La menace Djihadiste en Côte d'Ivoire ainsi que la présidentielle 2015 sont les deux sujets de notre revue de presse de ce vendredi 3 juillet 2015. Bonne lecture sur Linfodrome.ci.
Les opérations contre les Djihadistes se poursuivent
Les actions contre les djihadistes installés dans le nord-Mali se poursuivent. Quelques jours après leur déclaration de guerre contre la Côte d'Ivoire, les terroristes d'Ansar Dine font actuellement face à des opérations militaires. « Lutte contre les djihadistes : les combats font rage à la frontière ivoirienne », livre Soir Info à sa Une. Selon le journal indépendant, « Débété et Sokola sont deux sous-préfectures ivoiriennes qui jouxtent la frontière de la Côte d’Ivoire avec le Mali. Selon des sources locales qui nous ont jointes, hier jeudi 2 juillet 2015, en début d’après-midi, les Forces spéciales ivoiriennes auraient lancé une offensive généralisée sur la ligne frontalière avec le Mali, en vue de repousser, voire détruire un « camp retranché » de ces jihadistes localisé dans la zone. Ce « camp « se situerait dans l’immense forêt qui s’étend entre les sous-préfectures ivoiriennes de Débété et Sokola. Cette immense forêt couvre la frontière qui sépare la Côte d’Ivoire et le Mali. C’est dans cette forêt que ces jihadistes se sont « planqués ». Des tirs de mortiers ont été entendus donc entre les villages de Sama, dans la sous-préfecture de Sokolo et Débété pour déloger ces ''fous d’Allah' qui y ont érigé leur sanctuaire, pour échapper aux Forces maliennes ». Dans cette lutte, les chasseurs traditionnels ''Dozos'' seraient particulièrement impliqués. C'est ce que fait savoir Le Sursaut. « Menace terroriste en Côte d'Ivoire : Les Dozos frappent fort », barre à sa Une le quotidien. « Effectivement, suite à l'attaque qui s'est déroulée dans la nuit du 9 juin à Misséni, village malien situé à 20 km de la frontière. Et c'est précisément à Mbengué que nous avons pu arrêter 7 djihadistes qui étaient en fuite y compris leur chef qui se nomme Moussa Sanogo », a déclaré un porte-parole de la Confrérie au journal.
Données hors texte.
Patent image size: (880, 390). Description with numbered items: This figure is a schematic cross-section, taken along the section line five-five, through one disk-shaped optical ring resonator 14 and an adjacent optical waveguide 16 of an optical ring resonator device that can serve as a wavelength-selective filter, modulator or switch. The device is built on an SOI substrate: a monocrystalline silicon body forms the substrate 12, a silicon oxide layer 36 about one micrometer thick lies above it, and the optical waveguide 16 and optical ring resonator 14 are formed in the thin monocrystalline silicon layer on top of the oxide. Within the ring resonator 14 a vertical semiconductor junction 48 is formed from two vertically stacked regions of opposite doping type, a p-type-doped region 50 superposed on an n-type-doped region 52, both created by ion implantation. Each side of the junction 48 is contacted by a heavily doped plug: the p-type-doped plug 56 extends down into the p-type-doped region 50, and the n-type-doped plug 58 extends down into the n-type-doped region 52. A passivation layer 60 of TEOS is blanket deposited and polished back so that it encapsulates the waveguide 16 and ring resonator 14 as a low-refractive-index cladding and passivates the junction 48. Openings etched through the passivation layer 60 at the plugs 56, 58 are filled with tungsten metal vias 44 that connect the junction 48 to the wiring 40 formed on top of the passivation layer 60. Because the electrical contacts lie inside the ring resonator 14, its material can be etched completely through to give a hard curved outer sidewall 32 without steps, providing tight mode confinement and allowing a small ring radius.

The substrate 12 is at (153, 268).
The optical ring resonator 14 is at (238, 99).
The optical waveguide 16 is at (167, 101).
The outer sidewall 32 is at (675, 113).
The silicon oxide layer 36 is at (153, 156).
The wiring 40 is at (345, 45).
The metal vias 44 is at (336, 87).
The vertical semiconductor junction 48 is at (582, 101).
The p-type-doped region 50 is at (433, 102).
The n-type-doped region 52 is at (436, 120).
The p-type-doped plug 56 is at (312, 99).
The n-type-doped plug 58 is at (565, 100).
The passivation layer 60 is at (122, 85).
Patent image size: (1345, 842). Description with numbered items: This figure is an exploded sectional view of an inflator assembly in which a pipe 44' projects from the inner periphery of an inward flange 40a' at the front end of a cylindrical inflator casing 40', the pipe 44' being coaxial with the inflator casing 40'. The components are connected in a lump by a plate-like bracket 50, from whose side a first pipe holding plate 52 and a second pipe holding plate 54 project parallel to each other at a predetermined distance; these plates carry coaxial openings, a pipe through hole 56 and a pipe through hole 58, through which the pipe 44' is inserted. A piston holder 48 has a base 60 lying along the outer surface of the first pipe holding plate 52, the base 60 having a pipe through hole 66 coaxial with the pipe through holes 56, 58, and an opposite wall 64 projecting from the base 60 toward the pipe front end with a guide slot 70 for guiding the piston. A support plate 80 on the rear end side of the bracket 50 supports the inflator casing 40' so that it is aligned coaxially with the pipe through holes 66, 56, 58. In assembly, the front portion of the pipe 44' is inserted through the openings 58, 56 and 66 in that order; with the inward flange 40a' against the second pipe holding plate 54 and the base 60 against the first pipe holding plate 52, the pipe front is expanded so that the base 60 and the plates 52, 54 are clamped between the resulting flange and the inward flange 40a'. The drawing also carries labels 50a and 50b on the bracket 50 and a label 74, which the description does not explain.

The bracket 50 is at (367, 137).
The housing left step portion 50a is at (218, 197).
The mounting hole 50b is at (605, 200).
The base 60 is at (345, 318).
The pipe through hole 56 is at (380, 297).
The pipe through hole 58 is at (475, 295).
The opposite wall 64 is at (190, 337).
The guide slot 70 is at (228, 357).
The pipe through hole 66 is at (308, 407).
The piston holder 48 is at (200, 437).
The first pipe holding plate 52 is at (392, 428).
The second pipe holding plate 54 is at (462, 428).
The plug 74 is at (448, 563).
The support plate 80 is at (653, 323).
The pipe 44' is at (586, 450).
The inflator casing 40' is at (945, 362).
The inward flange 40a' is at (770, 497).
De son côté, Lg infos s'intéresse aux conséquences de ces menaces terroristes. « Attaques au Mali et à la frontière ivoirienne : les Djihadistes menacent les économiques de la sous-région », peut-t-on lire en manchette du quotidien. « Cette menace, si elle est mise à exécution aura des conséquences fâcheuses sur les économies de la Côte d'Ivoire, mais également sur ceux de l'Hinterland notamment, le Mali et même le Burkina Faso voisin. En effet, la capitale ivoirienne est la destination favorite du Mali à travers le Port autonome d'Abidjan (PAA) », commente le quotidien.
Présidentielle 2015
A quelques mois de l'élection présidentielle de 2015, les opposants à Alassane Ouattara sont déterminés à aller au bout. C'est le cas de Charles Konan Banny. « Face à des secrétaires de section du PDCI : Banny charge : ''n'importe qui fait n'importe quoi !'' », titre en manchette le quotidien. « Banny s'est lâché. Le mercredi 1er juillet 2015, il est retourné à Yopougon, après deux passages, en moins de deux semaines, pour échanger cette fois-ci avec les secrétaires généraux de section, les femmes et les jeunes du Parti démocratique de Côte d'Ivoire (Pdci-Rda) de cette commune. Charles Konan Banny a ouvertement volé dans les plumes de « son grand frère » Henri Konan Bédié, le président du Pdci-Rda. Pour lui, le pays va mal et le Pdci se retrouve dans cette situation de division à cause de M. Bédié. D'ailleurs, il s'est présenté comme un homme de « compris » et non de « compromission ». À l'écouter, le prédécesseur d'Henri Konan Bédié à la tête du plus vieux parti de Côte d'Ivoire était un homme de sagesse. », indique le quotidien.
Du côté du parti au pouvoir, ce sont les réglages qui sont à l'ordre du jour selon Nord-Sud Quotidien. « RHDP/ Alternance 2020 : le RDR pose ses conditions au PDCI », peut-t-on lire à la Une du quotidien. « Nous disons que si le PDCI veut aligner quelqu'un en 2020, qu'il nous présente le meilleur profil », a déclaré au journal Joel N'Guessan, porte-parole du RDR.